Skilled nursing operators are facing increased incentives to collaborate with providers across the care continuum, and electronic health record (EHR) software is often identified as a potential solution.
But such a strategy can only work if every provider in a given chain of care uses the same software, which can create barriers both for SNFs and for technology vendors looking to break into the industry.
One such vendor, the Boston-based PatientPing, took a page from a popular restaurant reservation service — and a calculated bet by giving away the technology to early adopters.
“It’s not easy to get everyone in a community on a common platform, but when you do that, it creates a disproportionate amount of value for everybody,” PatientPing co-founder and CEO Jay Desai told Skilled Nursing News.
“So, for instance, OpenTable: You have to get all of the restaurants on, and that drives the diners, so that starts somewhere,” he said.
For the five-year-old software company, the initial targets were hospitals, not hip local taco joints and cocktail bars. PatientPing first attempts to target the largest hospital providers in any given area, then build out from that “nucleus” by marketing to bundled payment conveners, state-level skilled nursing associations, health plans, and other players in the long-term care space.
“Even if we don’t have 100% connectivity for any given facility, some connectivity is better than no connectivity,” Desai said. “So the service just gets better as more people join.”
In order to grow the network, PatientPing has made a deliberate gamble by not charging new users until a certain amount of providers in the area have signed on for the technology. Additionally, the company doesn’t charge SNFs to use a version of the software that allows them to send out patient information and receive medical history information for incoming residents.
“Knowing if the patient that you just brought into your census is part of an ACO [accountable care organization] or a bundled payment program is really useful for the SNF when they’re marketing to their ACO counterparts — how well they’re doing on length-of-stay,” Desai said.
A paid version of the software allows SNFs to find out when discharged residents have been admitted to area hospitals or other nursing facilities, at a cost that can range from $500 to $2,000 per month.
One accountable care organization, Saint Francis HealthCare Partners in Hartford, Conn., reportedly reduced its rehospitalization rate by 30% with the software, according to the company and the ACO.
Rehospitalizations remain at the forefront of most SNF providers’ key operating metrics: Starting this coming fiscal year, which begins in October, the Centers for Medicare & Medicaid Services (CMS) will start withholding 2% of SNFs’ overall Medicare funding, which providers can earn back by meeting readmission benchmarks.

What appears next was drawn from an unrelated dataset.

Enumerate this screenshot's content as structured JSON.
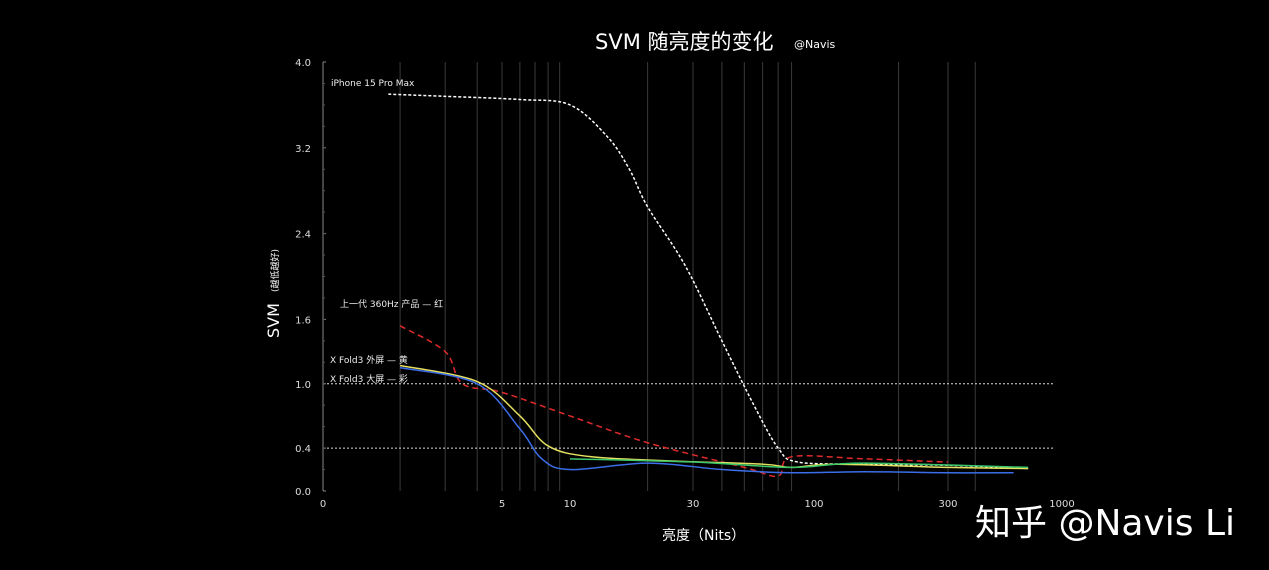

Along with care collaboration software, providers and researchers have identified telemedicine, preferred nursing home networks, and certain specialized nurses as potential solutions for cutting hospital admissions after a SNF stay.
“The SNF is really that moment after the hospitalization where the patient is vulnerable and fragile, and they take the lion’s share of the responsibility for rehabilitating that patient,” Desai said. “I like to think that this is a really important moment for SNFs to demonstrate their value as ACOs and bundled payments and other alternative payment models become more prevalent.”